MGD : Je continue à mener mes reportages en freelance. Je travaille actuellement avec une personne prostituée de 74 ans et nous racontons l'histoire de sa vie actuelle, sans tabous et sans jugements. J'espère pouvoir continuer à travailler sur ce projet, le mener à son terme et le faire publier. Alice et moi avons également pour projet de mener un reportage ensemble dans l'année qui vient. J'espère également être prise dans une agence photographique ce qui faciliterait grandement la diffusion de mes reportages.
IM : Je retourne en Inde et au Népal très régulièrement. C'est mon travail : pour faire des interviews, des enquêtes dans les villes, pour participer à des colloques où mes idées peuvent passer dans les politiques publiques, au mieux. Mon rêve serait de pouvoir retrouver la liberté de mes premiers voyages ! Décider chaque matin où aller, avec mon appareil photo et mes carnets de notes... Prendre le temps d'écouter chacun, alors que présentement ma vie en Asie du sud, quand j'y vais, est très cadrée : j'arrive de l'aéroport à 2 heures du matin à l'hôtel, mes premiers rendez vous sont à 9 heures !
Alice Carfrae, Malika Gaudin Delrieu : Allez vous continuer à traiter des mêmes sujets ?
AC : Étant basée sur Pékin, il sera facile pour moi de voyager vers le Népal pour continuer à documenter le problème du trafic humain car c'est un sujet qui me passionne maintenant. Hélas le problème est si largement répandu dans la région, et touche tant de personnes dans des endroits si variés, que je n'ai pour le moment fait qu'en effleurer la surface.

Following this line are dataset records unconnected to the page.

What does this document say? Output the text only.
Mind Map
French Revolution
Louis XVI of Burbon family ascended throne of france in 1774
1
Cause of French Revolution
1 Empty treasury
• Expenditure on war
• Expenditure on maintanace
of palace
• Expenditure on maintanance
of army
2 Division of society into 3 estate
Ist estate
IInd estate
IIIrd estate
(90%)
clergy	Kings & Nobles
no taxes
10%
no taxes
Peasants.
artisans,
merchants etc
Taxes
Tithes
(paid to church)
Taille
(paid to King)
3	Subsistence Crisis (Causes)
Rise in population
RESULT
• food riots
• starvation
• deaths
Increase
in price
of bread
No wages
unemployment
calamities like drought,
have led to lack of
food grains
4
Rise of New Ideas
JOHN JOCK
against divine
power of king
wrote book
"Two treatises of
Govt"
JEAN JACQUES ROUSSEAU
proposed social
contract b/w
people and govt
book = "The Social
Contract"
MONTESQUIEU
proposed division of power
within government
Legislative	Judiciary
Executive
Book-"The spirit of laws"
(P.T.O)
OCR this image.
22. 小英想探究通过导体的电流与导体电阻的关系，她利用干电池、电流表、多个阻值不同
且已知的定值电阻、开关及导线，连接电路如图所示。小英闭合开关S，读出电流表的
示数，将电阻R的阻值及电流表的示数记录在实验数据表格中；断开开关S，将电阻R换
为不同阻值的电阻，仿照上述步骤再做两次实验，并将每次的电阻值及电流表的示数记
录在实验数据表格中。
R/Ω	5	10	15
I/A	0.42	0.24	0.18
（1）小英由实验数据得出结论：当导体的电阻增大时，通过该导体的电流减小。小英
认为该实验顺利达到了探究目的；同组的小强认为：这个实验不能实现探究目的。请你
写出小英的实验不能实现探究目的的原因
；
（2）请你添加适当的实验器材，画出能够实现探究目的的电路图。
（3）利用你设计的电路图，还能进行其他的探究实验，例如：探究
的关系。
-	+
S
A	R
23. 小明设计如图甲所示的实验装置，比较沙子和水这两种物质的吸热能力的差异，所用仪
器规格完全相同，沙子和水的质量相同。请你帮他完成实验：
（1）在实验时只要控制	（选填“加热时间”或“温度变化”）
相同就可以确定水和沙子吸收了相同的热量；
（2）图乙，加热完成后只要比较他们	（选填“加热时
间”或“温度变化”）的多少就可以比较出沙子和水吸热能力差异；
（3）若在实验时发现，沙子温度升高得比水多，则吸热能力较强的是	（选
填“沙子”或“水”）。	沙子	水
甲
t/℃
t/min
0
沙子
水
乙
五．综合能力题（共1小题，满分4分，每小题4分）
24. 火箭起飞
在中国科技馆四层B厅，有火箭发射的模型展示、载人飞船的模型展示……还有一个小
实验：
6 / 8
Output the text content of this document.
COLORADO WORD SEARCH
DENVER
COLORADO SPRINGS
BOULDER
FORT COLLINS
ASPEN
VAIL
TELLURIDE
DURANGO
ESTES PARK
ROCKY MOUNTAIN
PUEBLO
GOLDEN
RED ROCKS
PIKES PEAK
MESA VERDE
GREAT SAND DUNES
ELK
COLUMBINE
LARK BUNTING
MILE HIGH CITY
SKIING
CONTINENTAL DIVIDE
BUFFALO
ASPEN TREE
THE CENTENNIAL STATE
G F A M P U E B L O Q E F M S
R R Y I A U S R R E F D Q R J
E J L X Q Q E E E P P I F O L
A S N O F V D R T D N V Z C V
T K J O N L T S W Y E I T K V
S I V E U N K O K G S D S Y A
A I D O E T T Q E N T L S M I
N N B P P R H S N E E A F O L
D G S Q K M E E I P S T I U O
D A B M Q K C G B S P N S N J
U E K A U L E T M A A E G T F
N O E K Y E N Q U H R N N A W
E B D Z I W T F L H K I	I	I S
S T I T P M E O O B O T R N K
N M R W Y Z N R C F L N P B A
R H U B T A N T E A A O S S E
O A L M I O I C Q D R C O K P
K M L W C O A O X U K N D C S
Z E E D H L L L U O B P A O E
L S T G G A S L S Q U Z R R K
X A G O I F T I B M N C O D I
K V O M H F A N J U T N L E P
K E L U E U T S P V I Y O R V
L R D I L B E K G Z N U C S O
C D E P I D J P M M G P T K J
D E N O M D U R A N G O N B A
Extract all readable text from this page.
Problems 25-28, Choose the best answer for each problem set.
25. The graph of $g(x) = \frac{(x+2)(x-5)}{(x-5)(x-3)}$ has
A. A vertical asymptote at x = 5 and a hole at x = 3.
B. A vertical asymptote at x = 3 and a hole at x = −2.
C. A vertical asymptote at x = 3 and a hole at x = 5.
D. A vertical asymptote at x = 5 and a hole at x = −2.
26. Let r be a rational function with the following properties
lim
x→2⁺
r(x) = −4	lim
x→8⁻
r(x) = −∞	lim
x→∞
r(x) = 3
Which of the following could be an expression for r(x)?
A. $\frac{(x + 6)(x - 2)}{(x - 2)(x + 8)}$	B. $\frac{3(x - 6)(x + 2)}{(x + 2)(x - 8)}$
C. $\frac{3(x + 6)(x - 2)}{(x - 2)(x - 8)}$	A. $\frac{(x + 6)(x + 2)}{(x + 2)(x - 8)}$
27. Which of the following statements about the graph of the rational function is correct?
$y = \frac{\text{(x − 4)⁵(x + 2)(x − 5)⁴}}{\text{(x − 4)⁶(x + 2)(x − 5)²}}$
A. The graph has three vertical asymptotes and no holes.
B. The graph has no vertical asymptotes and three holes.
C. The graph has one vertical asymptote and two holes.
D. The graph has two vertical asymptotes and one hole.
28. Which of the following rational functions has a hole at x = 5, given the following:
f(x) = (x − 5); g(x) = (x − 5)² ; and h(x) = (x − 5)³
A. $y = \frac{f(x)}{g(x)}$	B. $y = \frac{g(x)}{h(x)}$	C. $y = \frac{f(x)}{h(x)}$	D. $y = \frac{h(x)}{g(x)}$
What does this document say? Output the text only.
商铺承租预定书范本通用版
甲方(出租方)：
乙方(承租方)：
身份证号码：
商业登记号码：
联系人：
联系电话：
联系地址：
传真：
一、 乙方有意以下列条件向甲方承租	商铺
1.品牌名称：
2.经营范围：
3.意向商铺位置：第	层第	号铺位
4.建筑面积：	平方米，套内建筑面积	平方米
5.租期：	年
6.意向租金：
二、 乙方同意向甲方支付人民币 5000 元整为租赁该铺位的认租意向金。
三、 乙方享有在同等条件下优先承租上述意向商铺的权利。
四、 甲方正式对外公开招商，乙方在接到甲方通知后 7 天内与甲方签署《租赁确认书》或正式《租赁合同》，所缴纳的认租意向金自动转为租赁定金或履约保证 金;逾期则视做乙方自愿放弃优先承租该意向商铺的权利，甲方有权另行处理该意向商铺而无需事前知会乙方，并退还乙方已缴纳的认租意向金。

MGD : Je continuerai à revenir vers les problèmes auxquels font face les migrants car c'est un sujet qui me touche beaucoup et que je maitrise de mieux en mieux pour y avoir déjà passé beaucoup de temps. Mais ce n'est pas le seul sujet que je souhaite documenter, et je continuerai aussi à photographier d'autres sujets. Mes reportages restent concentrés sur les enjeux sociaux, et suivent des personnes en difficulté ou marginalisées d'une manière ou d'une autre, que ce soit pour leur donner une voix, ou pour donner à voir que d'autres modes de vie sont possibles.